Issue No. 9 of the 10,000 Days Newsletter is about to roll off the presses. The pixel presses. If you'd like to subscribe, and I hope you do, just look to the top of this page and follow the simple instructions. The new one comes out tomorrow morning.
This was the essay from Issue No. 8, some musing on texture.
I recently listened to a BBC radio documentary on P.J. Harvey's process in writing and composing her music. She noted at one point that for initial recording she likes working with an old four-track cassette deck. Digital production comes at a later stage, as it must, but she wants to start with the analog sound. Among her reasons is her fondness for how tape hiss adds texture to the recording.
For the last few years, audiophiles have been buying so much vinyl it has become worthwhile to reopen mothballed record-pressing plants. The inherent scratchy pops and clicks produced by the stylus tracking the grooves? Desired over the icy gloss of CDs. Texture.
Digital photographers have the option of applying filters, with Photoshop or On1 or Nik or smartphone apps, that add film grain to the image. Many of these filters are intended to mimic specific film stock. What photographers are after is the added texture and dimensionality that grain imparts to a film image. We want to counteract the way digital images, especially pictures that have been over-sharpened and exhibit an unnatural flatness and razor edges.
Cartoonish flatness without texture is the hallmark of digiscene. (Starting with politics and public discourse, but that's for another day.) Digital photographs, especially when viewed on a screen. Digital cinema. The audio quality of CDs and sound files and streamed music. Ebooks and online magazines and newspapers, lacking the texture of ink on paper. Compare email to analog correspondence; no textured stationery, no envelope thickened by a letter, no misaligned stamp, no unevenness in the flow of ink.

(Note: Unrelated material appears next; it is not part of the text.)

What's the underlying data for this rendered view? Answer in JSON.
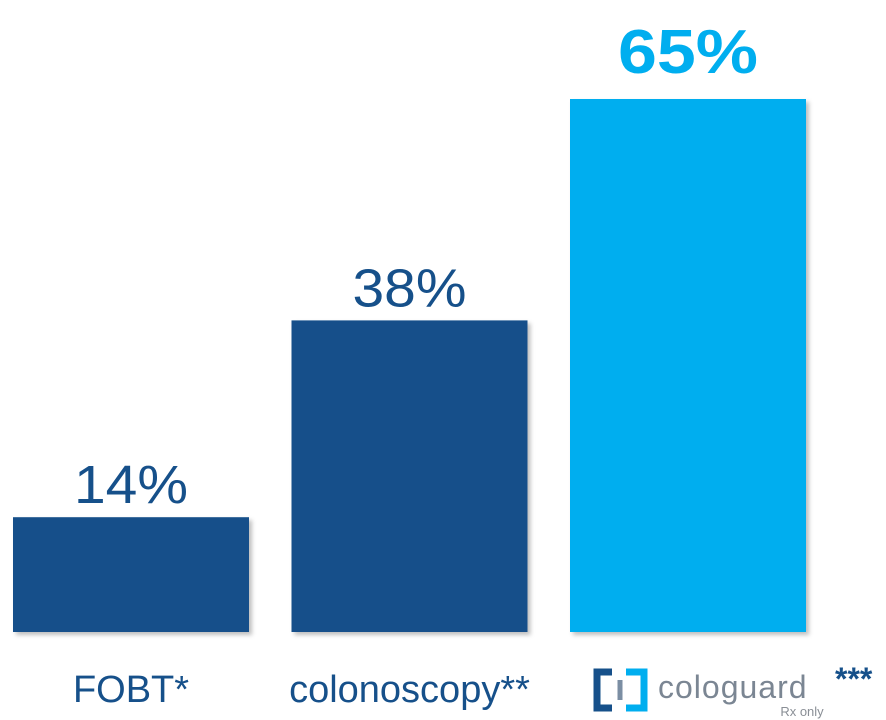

Friendship has been flattened to friending on Facebook (you know you're headed for trouble when a noun gets verbed), reduced to flat little thumbs-up graphics and emojis. Reader response to stories is gauged not in actual human interaction but in clicks and likes and dashed-off comments and 50-word "reviews." Short fiction, journalism, informative lists, reports, interviews, documentary work, travelogue, humor, all flattened into interchangeable "content." Bang it out, plug it in, sent it out, next.